Cultivating a healthy, balanced life as a Christ-follower can be a real challenge. If you are a single parent or a working mom or dad with small children, you may find this to be extremely challenging. Nevertheless, it is important to at least take small steps toward nurturing your life.
Here are a few suggestions. These have been important in my life. You may have other practices which have been important to you. I would enjoy hearing about them.
1. Take time for prayer and Bible reading, as well as time to practice other spiritual disciplines. Start small–but start. Maybe this is a time each day in which you journal
or read a book that addresses "heart" issues. Most days, I begin each morning with coffee, my Bible and/or book and my journal.

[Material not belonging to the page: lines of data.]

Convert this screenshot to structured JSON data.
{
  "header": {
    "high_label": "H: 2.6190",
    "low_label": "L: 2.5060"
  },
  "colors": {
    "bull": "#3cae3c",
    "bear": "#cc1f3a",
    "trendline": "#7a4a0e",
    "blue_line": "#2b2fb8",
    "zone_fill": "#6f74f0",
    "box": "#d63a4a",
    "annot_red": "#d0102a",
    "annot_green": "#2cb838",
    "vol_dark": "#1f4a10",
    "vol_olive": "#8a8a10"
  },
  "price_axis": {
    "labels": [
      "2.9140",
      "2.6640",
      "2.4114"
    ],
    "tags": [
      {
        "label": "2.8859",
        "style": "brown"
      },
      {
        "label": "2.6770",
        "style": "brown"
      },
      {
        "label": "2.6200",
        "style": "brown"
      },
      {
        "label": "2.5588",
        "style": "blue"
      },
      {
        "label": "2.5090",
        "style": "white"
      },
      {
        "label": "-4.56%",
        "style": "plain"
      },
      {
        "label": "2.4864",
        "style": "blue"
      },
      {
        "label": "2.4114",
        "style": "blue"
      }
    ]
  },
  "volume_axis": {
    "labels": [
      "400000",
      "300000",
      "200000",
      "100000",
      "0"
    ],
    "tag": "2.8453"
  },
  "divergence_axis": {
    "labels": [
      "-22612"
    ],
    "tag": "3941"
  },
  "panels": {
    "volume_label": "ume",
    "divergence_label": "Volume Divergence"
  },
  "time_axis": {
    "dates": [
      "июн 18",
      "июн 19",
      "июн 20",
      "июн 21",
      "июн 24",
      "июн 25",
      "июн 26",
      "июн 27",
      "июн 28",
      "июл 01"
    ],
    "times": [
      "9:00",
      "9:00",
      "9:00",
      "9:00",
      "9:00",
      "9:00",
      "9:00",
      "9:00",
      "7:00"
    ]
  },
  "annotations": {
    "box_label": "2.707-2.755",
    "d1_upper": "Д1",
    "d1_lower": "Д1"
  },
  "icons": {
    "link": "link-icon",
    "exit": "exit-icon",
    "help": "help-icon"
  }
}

If this time is non-existent in your life right now, set aside a brief period of time each day. Don’t worry about doing this the way I do it or the way anyone else might do it. Start small. Create a time that works for you.
2. Do something practical every week that nurtures significant
relationships. Perhaps this means spending some time with family members. Your husband. Your wife. Your children. Maybe this means having lunch with a friend. Call a good friend each week. Send notes to other friends.
3. Do something that will enhance your physical health this week. So many of us neglect our bodies during our early years and then spend our later years having to address health issues (a few of these which may be present due to earlier neglect).
Work out. Take a walk. Pay attention to what you eat. Part of the stewardship or management of my body includes taking care of the health God has given me.
Again, start small but do something. (To my fellow ministers, this may be more important than reading the next book or doing something else behind a desk. God has created me to be a whole person not just a mind.)
4. Choose to enjoy the moment you have. Instead of being preoccupied with what you could be doing, try paying attention to what you are doing and who you are with. (Forgive me for talking to myself at this moment.) Look for what joy you can find in whatever situation you are in. Look for God’s hand in these moments. Maybe he is giving you the opportunity to just enjoy this moment.